我使用的是亚博的k230,现在我已经本地部署好yolo环境也训练出来了,但是我直接魔改例程权重也就是kmodel跑不了,分析出来可能问题是预训练权重没选对,因此我有两个问题

Viewed 98

重现步骤

from libs.PipeLine import PipeLine, ScopedTiming
from libs.AIBase import AIBase
from libs.AI2D import Ai2d
import os
import ujson
from media.media import *
from time import *
import nncase_runtime as nn
import ulab.numpy as np
import time
import utime
import image
import random
import gc
import sys
import aicube

person_det = None

from libs.YbProtocol import YbProtocol
from ybUtils.YbUart import YbUart
# uart = None
uart = YbUart(baudrate=115200)
pto = YbProtocol()


# 自定义人体检测类
# (Custom person detection class)
class PersonDetectionApp(AIBase):
    def __init__(self, kmodel_path, model_input_size, labels, anchors, confidence_threshold=0.2, nms_threshold=0.5, nms_option=False, strides=[8, 16, 32], rgb888p_size=[224, 224], display_size=[640, 360], debug_mode=0):
        """
        初始化人体检测应用类
        (Initialize the person detection application class)

        参数:
        kmodel_path: 模型文件路径
        (kmodel_path: Path to the model file)
        model_input_size: 模型输入分辨率
        (model_input_size: Model input resolution)
        labels: 标签列表
        (labels: List of labels)
        anchors: 检测anchors设置
        (anchors: Detection anchor settings)
        confidence_threshold: 置信度阈值
        (confidence_threshold: Confidence threshold)
        nms_threshold: nms阈值
        (nms_threshold: NMS threshold)
        nms_option: nms是否开启
        (nms_option: Whether NMS is enabled)
        strides: 特征图降采样倍数
        (strides: Feature map downsampling factor)
        rgb888p_size: 传感器输入图像分辨率
        (rgb888p_size: Sensor input image resolution)
        display_size: 显示分辨率
        (display_size: Display resolution)
        debug_mode: 调试模式级别
        (debug_mode: Debug mode level)
        """
        super().__init__(kmodel_path, model_input_size, rgb888p_size, debug_mode)
        self.kmodel_path = kmodel_path
        # 模型输入分辨率
        # (Model input resolution)
        self.model_input_size = model_input_size
        # 标签
        # (Labels)
        self.labels = labels
        # 检测anchors设置
        # (Detection anchor settings)
        self.anchors = anchors
        # 特征图降采样倍数
        # (Feature map downsampling factor)
        self.strides = strides
        # 置信度阈值设置
        # (Confidence threshold setting)
        self.confidence_threshold = confidence_threshold
        # nms阈值设置
        # (NMS threshold setting)
        self.nms_threshold = nms_threshold
        self.nms_option = nms_option
        # sensor给到AI的图像分辨率
        # (Image resolution from sensor to AI)
        self.rgb888p_size = [ALIGN_UP(rgb888p_size[0], 16), rgb888p_size[1]]
        # 显示分辨率
        # (Display resolution)
        self.display_size = [ALIGN_UP(display_size[0], 16), display_size[1]]
        self.debug_mode = debug_mode
        # Ai2d实例,用于实现模型预处理
        # (Ai2d instance for model preprocessing)
        self.ai2d = Ai2d(debug_mode)
        # 设置Ai2d的输入输出格式和类型
        # (Set Ai2d input and output formats and types)
        self.ai2d.set_ai2d_dtype(nn.ai2d_format.NCHW_FMT, nn.ai2d_format.NCHW_FMT, np.uint8, np.uint8)
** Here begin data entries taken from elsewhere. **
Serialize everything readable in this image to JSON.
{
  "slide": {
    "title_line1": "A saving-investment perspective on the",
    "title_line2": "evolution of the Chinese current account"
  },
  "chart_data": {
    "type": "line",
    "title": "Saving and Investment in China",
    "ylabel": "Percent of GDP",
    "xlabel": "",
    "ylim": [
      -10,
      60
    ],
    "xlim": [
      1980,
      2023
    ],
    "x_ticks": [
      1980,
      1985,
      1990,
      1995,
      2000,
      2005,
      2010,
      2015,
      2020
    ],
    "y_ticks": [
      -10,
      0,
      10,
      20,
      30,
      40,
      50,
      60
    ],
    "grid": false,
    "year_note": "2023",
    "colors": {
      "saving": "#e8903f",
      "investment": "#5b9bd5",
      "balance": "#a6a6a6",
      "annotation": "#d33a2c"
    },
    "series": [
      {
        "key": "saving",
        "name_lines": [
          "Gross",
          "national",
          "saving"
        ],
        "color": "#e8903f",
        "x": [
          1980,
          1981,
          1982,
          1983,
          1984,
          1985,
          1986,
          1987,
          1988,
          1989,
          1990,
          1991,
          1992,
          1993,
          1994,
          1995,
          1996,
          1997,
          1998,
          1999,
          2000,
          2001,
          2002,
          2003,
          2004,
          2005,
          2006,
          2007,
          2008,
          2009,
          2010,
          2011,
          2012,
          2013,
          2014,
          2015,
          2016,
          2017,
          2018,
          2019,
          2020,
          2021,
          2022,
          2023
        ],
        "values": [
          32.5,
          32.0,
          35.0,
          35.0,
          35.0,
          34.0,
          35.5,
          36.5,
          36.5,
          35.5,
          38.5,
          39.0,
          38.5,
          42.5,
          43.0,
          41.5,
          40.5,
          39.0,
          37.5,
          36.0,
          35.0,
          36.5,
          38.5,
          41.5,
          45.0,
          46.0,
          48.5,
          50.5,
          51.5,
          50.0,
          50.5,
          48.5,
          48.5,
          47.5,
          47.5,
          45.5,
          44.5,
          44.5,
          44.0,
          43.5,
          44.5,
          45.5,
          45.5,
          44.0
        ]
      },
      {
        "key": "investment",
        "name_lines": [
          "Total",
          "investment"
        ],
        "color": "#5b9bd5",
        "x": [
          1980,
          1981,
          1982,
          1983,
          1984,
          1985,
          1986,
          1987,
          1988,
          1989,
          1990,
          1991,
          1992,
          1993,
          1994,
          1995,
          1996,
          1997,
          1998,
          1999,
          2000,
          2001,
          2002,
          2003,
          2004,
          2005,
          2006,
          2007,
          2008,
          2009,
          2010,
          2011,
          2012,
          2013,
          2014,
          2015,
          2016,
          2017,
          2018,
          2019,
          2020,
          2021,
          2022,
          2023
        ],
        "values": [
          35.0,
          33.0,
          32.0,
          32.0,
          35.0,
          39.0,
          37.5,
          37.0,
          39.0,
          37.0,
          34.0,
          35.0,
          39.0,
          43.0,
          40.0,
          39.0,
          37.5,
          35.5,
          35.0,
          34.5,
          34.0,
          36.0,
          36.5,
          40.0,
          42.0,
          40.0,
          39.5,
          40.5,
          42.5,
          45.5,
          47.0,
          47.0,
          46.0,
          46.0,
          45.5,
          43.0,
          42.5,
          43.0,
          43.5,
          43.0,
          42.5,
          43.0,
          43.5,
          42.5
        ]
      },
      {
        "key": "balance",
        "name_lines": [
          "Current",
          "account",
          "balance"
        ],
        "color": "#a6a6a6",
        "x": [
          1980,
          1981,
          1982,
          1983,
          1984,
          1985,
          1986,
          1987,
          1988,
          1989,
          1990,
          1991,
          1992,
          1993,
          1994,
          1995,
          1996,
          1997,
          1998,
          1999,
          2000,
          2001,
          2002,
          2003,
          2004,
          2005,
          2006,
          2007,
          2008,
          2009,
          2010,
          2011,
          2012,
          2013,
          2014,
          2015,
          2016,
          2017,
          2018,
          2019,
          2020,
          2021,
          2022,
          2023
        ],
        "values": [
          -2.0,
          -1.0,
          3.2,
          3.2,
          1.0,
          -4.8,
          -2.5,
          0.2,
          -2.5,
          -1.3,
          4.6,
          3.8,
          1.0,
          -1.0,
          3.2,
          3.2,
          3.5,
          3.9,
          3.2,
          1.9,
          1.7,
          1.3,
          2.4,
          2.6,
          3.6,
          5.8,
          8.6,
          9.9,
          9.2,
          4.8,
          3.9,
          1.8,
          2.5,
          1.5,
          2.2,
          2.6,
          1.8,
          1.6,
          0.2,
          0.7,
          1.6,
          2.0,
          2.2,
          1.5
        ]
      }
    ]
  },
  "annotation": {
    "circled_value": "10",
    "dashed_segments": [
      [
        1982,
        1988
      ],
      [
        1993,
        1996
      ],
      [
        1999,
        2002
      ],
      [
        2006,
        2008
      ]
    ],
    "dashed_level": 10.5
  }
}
    # 配置预处理操作,这里使用了pad和resize,Ai2d支持crop/shift/pad/resize/affine,具体代码请打开/sdcard/app/libs/AI2D.py查看
    # (Configure preprocessing operations, using pad and resize here, Ai2d supports crop/shift/pad/resize/affine)
    def config_preprocess(self, input_image_size=None):
        """
        配置模型输入数据的预处理操作
        (Configure preprocessing operations for model input data)

        参数:
        input_image_size: 输入图像尺寸,如果为None则使用默认rgb888p_size
        (input_image_size: Input image size, if None uses default rgb888p_size)
        """
        with ScopedTiming("set preprocess config", self.debug_mode > 0):
            # 初始化ai2d预处理配置,默认为sensor给到AI的尺寸,您可以通过设置input_image_size自行修改输入尺寸
            # (Initialize ai2d preprocessing configuration, default is the size from sensor to AI)
            ai2d_input_size = input_image_size if input_image_size else self.rgb888p_size
            top, bottom, left, right = self.get_padding_param()
            self.ai2d.pad([0, 0, 0, 0, top, bottom, left, right], 0, [0, 0, 0])
            self.ai2d.resize(nn.interp_method.tf_bilinear, nn.interp_mode.half_pixel)
            self.ai2d.build([1, 3, ai2d_input_size[1], ai2d_input_size[0]], [1, 3, self.model_input_size[1], self.model_input_size[0]])

    # 自定义当前任务的后处理
    # (Custom post-processing for the current task)
    def postprocess(self, results):
        """
        对模型输出进行后处理
        (Post-process the model output)

        参数:
        results: 模型的原始输出
        (results: Raw output from the model)

        返回:
        处理后的检测结果
        (Processed detection results)
        """
        with ScopedTiming("postprocess", self.debug_mode > 0):
            # 这里使用了aicube模型的后处理接口anchorbasedet_post_preocess
            # (Use the anchorbasedet_post_process interface from the aicube model for post-processing)
            dets = aicube.anchorbasedet_post_process(results[0], results[1], results[2], self.model_input_size, self.rgb888p_size, self.strides, len(self.labels), self.confidence_threshold, self.nms_threshold, self.anchors, self.nms_option)
            return dets

    # 绘制结果
    # (Draw results)
    def draw_result(self, pl, dets):
        """
        在画布上绘制人体检测结果
        (Draw person detection results on the canvas)

        参数:
        pl: 画布对象
        (pl: Canvas object)
        dets: 检测结果
        (dets: Detection results)
        """
        with ScopedTiming("display_draw", self.debug_mode > 0):
            if dets:
                pl.osd_img.clear()
                for det_box in dets:
                    # 计算检测框在显示分辨率下的坐标和尺寸
                    # (Calculate the coordinates and size of the detection box in the display resolution)
                    x1, y1, x2, y2 = det_box[2], det_box[3], det_box[4], det_box[5]
                    w = float(x2 - x1) * self.display_size[0] // self.rgb888p_size[0]
                    h = float(y2 - y1) * self.display_size[1] // self.rgb888p_size[1]
                    x1 = int(x1 * self.display_size[0] // self.rgb888p_size[0])
                    y1 = int(y1 * self.display_size[1] // self.rgb888p_size[1])
                    x2 = int(x2 * self.display_size[0] // self.rgb888p_size[0])
                    y2 = int(y2 * self.display_size[1] // self.rgb888p_size[1])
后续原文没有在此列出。